New ACCC powers will be put to the test for the first time, as the watchdog defers Ampol's acquisition of EG Australia and its over 500 fuel sites to a phase two merger review.
New ACCC powers will be put to the test for the first time, as the watchdog defers Ampol's acquisition of EG Australia and its over 500 fuel sites to a phase two merger review.
The Australian Competition and Consumer Commission said in a statement Ampol's $1.1 billion acquisition required further in-depth assessment, pushing it to a phase two review.
It's the first merger to be subject to a phase two review, after new laws came into effect on January 1.
Under the new rules, it's mandatory for businesses to notify the ACCC of any acquisition which meets the notification threshold set by the minister—being a merger of parties with combined revenue exceeding $200 million or transaction value exceeding $250 million.
In the statement the ACCC said it was satisfied the acquisition could substantially lessen competition in the retail fuel petrol and diesel markets of several states.
"The acquisition would combine two major fuel retailers in Australia," ACCC commissioner Philip Williams said.
"We have identified 115 EG sites where the acquisition could substantially lessen competition in the relevant local market, and also consider the acquisition could substantially lessen competition in the metropolitan areas of Brisbane, Canberra, Melbourne and Sydney."
Under the current acquisition plan, Ampol had offered to divest 19 fuel stations; a move the ACCC labelled inadequate.
The ACCC's decision comes despite the pair being in a supply partnership for the better half of a decade; with Ampol being the exclusive supplier to EG Australia's 500 sites, which are branded as 'EG Ampol'.
The $1.1b acquisition comes as EG Group looks to exit the Australian market, using the funds to decrease global debt according to Gilbert and Tobin's Peter Cook, who advised EG Group on the deal.
The funding structure comprises approximately $800 million in cash and $250 million in Ampol shares issued to EG Group.

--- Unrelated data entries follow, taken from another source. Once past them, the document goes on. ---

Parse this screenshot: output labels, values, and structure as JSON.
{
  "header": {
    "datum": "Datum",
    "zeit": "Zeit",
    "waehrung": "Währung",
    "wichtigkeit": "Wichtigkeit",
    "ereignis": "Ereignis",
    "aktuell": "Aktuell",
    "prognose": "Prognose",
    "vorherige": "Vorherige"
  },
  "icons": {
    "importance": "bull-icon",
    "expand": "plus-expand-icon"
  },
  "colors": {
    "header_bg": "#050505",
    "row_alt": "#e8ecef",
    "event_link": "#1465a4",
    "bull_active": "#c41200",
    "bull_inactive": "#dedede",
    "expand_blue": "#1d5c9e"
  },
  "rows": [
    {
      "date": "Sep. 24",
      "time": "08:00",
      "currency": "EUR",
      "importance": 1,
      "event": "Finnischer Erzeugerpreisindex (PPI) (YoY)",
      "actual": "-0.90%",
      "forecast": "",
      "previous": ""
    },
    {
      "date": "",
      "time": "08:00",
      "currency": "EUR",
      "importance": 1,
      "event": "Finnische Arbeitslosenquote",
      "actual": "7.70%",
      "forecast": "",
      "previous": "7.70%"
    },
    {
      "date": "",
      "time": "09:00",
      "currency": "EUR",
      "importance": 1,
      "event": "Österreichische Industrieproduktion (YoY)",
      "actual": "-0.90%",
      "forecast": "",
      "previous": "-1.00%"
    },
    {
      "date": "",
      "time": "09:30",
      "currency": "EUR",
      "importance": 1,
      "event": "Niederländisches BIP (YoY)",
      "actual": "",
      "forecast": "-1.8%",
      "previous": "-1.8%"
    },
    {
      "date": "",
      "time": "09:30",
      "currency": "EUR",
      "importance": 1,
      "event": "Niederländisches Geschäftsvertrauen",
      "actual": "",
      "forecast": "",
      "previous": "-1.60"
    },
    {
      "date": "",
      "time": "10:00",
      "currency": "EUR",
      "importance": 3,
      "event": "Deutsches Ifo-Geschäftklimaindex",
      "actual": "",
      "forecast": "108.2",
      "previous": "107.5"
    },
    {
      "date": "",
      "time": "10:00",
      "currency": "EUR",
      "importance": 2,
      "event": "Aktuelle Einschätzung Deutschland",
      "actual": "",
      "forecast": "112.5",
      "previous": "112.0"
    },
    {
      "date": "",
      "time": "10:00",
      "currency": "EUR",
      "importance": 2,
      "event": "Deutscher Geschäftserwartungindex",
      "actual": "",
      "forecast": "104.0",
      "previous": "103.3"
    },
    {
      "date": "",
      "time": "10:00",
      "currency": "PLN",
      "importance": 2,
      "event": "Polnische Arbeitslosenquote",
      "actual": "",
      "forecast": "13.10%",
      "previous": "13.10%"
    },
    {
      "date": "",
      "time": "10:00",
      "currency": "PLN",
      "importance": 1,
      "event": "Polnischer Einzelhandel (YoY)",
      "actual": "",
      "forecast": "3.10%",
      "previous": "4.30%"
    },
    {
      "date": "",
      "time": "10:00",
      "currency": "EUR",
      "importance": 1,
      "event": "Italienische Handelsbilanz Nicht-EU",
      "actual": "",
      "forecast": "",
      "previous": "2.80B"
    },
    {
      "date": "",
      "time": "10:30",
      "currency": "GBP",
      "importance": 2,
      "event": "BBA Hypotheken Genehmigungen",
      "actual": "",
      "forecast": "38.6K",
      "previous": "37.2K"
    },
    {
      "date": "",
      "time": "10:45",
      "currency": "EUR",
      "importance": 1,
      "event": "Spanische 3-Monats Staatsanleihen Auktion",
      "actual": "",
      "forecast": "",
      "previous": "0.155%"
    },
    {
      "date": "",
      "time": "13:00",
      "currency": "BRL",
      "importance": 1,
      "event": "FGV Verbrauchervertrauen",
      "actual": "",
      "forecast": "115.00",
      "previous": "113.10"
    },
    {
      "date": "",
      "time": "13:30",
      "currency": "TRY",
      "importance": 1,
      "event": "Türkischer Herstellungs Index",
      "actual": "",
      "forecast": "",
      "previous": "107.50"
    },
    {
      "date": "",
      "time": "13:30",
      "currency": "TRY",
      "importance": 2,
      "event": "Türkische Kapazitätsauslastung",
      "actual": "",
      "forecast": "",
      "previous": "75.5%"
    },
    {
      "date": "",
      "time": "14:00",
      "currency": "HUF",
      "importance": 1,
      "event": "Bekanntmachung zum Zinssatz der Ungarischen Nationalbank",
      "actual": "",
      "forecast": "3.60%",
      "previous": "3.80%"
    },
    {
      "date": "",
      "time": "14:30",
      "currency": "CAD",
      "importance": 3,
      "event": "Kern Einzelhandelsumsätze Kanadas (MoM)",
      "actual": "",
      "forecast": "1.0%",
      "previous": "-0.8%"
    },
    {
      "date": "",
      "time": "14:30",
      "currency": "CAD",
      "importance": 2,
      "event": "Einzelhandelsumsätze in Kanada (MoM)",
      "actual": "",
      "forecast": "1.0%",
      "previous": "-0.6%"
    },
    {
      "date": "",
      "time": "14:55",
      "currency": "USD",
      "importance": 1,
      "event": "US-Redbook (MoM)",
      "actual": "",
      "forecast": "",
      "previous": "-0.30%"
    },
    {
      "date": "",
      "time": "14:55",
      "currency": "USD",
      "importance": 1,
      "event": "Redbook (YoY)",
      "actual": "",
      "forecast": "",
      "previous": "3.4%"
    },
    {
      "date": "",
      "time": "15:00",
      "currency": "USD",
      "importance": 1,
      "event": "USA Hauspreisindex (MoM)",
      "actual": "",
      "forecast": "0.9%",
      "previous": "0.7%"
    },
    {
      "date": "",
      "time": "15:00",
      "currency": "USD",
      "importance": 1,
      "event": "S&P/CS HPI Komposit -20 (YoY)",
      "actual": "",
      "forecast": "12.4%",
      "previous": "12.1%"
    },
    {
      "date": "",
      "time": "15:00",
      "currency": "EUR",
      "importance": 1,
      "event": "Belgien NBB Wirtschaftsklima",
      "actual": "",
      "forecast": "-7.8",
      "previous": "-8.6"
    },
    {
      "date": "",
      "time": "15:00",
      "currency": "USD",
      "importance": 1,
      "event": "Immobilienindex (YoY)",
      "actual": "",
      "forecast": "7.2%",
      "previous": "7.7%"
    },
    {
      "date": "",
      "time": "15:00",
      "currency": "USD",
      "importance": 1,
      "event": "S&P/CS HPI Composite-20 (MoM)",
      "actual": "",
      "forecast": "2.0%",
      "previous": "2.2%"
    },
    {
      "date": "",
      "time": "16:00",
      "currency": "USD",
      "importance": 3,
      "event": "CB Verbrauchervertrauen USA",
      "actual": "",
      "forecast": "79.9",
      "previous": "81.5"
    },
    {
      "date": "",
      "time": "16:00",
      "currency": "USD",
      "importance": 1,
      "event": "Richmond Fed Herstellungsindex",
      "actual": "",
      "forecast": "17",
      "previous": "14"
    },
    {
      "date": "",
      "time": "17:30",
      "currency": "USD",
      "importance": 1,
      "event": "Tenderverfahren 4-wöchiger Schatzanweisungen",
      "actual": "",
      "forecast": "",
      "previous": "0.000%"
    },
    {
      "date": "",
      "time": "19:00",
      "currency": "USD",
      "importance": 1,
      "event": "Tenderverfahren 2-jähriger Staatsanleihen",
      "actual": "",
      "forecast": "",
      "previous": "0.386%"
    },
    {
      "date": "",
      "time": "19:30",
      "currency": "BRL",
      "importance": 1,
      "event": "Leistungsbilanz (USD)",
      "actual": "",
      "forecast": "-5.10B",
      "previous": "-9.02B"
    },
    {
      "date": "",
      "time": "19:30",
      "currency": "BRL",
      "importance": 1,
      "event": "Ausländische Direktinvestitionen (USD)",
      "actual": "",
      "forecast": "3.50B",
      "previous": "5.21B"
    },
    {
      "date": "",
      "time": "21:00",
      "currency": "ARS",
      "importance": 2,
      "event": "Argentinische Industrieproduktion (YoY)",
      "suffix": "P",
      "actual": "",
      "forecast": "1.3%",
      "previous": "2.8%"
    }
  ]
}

In a statement following the ACCC's move, Ampol stressed the phase two review was now part of the process.
"Ampol remains confident in its position and will continue to work constructively with the ACCC during this phase," the statement said.
"The transaction remains on track for anticipated completion in mid-2026."
Submissions on the deal are now open until February 4, with a phase two assessment taking up to 90 business days, unless extended under specific circumstances.